Exhibit Number One: Tarantino’s Oscar-nominated film “Django Unchained” is done in the style of the spaghetti westerns of the 1960s and ’70s. The majority of Tarantino’s films pay homage to the film industry’s rich history of traditional “B” movies, exploitation flicks, drive-ins and $1 a set cinemas.
When Tarantino made the 1997 crime thriller “Jackie Brown,” based on Elmore Leonard’s “Rum Punch,” he changed the titular heroine from white to African-American in order to work with Pam Grier, who first received noticed in such coarse 1970s blaxploitation films such as “Foxy Brown” and “Coffy” – sold with the inimitable tag line, “She’ll Cream You!”

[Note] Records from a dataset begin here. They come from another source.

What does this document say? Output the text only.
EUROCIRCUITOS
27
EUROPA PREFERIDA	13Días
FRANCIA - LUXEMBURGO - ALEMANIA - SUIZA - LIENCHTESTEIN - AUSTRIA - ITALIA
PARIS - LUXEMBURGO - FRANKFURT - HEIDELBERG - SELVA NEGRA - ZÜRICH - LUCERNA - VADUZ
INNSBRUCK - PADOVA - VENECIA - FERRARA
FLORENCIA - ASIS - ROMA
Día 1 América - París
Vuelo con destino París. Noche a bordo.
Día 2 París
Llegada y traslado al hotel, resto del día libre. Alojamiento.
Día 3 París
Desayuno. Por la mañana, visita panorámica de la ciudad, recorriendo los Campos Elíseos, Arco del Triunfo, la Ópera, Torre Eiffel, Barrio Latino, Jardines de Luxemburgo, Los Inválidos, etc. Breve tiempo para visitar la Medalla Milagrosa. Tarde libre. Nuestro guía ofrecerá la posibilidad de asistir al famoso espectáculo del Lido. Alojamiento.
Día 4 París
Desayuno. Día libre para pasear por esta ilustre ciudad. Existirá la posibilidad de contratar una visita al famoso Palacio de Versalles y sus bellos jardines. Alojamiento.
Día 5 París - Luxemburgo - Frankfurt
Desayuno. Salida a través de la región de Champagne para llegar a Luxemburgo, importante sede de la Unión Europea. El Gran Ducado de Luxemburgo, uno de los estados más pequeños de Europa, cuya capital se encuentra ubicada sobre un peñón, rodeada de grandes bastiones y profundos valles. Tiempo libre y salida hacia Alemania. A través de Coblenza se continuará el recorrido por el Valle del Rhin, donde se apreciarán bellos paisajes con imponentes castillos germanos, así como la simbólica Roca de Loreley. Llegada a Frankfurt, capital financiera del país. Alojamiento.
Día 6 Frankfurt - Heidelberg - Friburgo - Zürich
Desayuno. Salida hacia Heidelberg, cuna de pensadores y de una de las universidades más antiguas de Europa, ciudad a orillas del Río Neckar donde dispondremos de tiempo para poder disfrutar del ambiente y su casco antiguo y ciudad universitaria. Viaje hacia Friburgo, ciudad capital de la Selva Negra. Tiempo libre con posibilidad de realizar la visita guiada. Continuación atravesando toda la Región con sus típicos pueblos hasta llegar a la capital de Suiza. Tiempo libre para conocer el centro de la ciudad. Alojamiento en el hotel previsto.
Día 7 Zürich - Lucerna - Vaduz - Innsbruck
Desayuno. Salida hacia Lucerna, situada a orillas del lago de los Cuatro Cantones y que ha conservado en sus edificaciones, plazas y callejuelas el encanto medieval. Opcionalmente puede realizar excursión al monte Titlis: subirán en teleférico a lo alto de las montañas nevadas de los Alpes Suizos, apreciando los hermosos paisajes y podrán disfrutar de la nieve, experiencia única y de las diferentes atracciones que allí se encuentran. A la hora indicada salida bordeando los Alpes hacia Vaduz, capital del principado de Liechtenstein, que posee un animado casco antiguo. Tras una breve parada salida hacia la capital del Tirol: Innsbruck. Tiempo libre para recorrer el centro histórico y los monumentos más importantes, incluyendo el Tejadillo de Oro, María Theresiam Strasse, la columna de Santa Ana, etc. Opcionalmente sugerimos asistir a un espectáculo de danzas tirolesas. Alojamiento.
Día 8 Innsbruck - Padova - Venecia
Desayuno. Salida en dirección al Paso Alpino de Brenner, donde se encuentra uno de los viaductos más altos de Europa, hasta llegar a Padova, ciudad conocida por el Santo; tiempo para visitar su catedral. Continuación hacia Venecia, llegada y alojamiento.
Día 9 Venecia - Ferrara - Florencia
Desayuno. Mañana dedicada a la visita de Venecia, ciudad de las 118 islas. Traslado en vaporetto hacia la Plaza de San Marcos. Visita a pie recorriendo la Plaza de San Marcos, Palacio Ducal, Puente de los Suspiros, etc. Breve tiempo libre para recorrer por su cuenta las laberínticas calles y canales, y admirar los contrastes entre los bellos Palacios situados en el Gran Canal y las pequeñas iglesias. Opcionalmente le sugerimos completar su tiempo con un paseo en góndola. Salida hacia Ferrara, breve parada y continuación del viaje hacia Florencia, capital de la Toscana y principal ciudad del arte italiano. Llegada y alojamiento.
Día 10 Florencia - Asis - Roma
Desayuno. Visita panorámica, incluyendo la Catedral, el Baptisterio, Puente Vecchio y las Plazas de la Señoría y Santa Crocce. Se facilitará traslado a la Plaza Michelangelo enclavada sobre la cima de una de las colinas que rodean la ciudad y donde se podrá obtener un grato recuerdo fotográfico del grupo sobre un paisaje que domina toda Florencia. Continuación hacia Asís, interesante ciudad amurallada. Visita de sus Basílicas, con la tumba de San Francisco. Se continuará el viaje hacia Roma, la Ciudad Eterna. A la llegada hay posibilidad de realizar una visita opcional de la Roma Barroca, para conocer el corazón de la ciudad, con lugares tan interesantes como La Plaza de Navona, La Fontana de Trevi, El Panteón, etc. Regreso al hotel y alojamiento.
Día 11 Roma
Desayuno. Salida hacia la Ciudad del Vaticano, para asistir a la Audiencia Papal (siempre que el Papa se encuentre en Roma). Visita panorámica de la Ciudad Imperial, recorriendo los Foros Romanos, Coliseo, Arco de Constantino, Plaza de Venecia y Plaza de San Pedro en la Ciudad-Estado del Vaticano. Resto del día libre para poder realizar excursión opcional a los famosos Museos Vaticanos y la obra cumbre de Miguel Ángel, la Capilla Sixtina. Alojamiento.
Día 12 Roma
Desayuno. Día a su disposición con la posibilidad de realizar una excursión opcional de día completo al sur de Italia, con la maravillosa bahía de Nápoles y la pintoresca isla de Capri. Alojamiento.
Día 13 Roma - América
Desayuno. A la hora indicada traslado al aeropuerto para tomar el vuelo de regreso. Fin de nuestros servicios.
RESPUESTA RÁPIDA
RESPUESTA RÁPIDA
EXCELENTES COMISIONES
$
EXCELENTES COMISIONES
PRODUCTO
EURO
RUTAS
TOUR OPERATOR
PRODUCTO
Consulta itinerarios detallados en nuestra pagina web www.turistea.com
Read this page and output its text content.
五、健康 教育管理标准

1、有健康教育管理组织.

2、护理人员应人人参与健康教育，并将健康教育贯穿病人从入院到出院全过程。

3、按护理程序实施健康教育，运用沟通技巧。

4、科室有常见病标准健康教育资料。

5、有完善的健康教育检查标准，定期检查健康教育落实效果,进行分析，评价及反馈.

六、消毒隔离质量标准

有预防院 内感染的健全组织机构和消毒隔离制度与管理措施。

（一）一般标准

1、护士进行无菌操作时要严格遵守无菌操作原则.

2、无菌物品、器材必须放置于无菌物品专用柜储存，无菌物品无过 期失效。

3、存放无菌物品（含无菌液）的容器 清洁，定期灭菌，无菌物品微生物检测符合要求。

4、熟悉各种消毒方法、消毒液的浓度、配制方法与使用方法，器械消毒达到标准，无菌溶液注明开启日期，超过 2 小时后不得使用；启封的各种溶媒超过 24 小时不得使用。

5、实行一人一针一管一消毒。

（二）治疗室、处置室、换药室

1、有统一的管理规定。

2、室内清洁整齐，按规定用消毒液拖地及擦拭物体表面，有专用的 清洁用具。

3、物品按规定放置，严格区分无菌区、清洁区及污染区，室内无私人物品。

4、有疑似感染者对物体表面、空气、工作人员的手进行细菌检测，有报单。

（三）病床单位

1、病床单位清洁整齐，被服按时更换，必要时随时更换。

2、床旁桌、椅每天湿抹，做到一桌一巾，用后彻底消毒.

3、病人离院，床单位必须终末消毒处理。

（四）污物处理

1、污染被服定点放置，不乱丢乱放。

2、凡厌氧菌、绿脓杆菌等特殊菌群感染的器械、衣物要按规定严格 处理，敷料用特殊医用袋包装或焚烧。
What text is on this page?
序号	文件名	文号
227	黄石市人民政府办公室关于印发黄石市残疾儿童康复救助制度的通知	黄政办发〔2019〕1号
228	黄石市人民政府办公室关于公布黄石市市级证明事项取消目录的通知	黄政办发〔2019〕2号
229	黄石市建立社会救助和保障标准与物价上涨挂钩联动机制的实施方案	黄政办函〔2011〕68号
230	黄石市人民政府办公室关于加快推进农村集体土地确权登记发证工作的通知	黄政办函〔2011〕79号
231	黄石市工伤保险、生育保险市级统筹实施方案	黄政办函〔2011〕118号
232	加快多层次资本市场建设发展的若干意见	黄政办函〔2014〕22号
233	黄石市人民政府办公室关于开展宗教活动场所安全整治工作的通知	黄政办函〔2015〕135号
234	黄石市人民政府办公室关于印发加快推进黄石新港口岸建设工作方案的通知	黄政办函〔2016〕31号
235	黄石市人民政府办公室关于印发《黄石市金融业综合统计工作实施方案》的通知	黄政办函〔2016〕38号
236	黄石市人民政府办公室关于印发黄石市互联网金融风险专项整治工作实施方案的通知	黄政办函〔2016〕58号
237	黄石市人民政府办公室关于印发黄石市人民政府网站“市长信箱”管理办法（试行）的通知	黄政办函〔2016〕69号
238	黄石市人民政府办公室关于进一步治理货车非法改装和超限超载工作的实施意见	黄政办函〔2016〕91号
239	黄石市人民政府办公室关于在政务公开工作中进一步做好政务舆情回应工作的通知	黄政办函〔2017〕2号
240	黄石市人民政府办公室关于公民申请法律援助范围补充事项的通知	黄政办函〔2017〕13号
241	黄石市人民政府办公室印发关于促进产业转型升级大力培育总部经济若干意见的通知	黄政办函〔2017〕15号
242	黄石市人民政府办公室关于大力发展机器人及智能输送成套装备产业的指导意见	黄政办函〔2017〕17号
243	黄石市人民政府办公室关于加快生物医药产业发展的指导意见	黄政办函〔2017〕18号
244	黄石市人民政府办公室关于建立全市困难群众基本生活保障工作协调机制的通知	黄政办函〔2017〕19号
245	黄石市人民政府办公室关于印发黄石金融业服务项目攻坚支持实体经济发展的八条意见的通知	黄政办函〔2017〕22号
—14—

“Gremlins” director Joe Dante believes that Tarantino continues to make the kind of movie he saw when he was younger. “He is a video store guy,” Dante says. “He had access to all of these bizarre films, many of which were made overseas that weren’t theatrically released here.”
Among all the inspirations hovering around “Django Unchained” is the series of vintage Italian spaghetti westerns, most notably the Sergio Leone-Clint Eastwood “Dollars” trilogy.
Hindered by a lack of cash, the classic Hollywood B-film would pander to the types of subject matter that paying audiences wanted to see – cowboys, monsters, biker gangs, girls in revealing clothing who took long showers, you name it. The B-film provided ample opportunity for those on the way up – Martin Scorsese, Francis Ford Coppola and George Lucas all started with low budget films – and those on the way down.
There was the breed of filmmaker who elected to stay in the low budget realm due to the artistic freedom it afforded them. Edgar G. Ulmer began in the Hollywood major studios to eventually helm no-budget tales brimming with stark poetry. His best known film, “Detour,” shot in six days in 1945, is an unsparing look at American post-war life as a down-on-his-luck drifter (Tom Neal) becomes involved in blackmail and murder.
Other filmmakers gave a lift up to many Hollywood heavyweights but never pursued bigger projects. Roger Corman gave Jack Nicholson, Monte Hellman, Scorsese, Francis Ford Coppola and Ron Howard their first big breaks. All went on to far bigger and better things.
Corman, however, never tired of low budget pictures. The titles of some of his most recent films include “Attack of the 50 Foot Cheerleader” and “Camel Spiders.”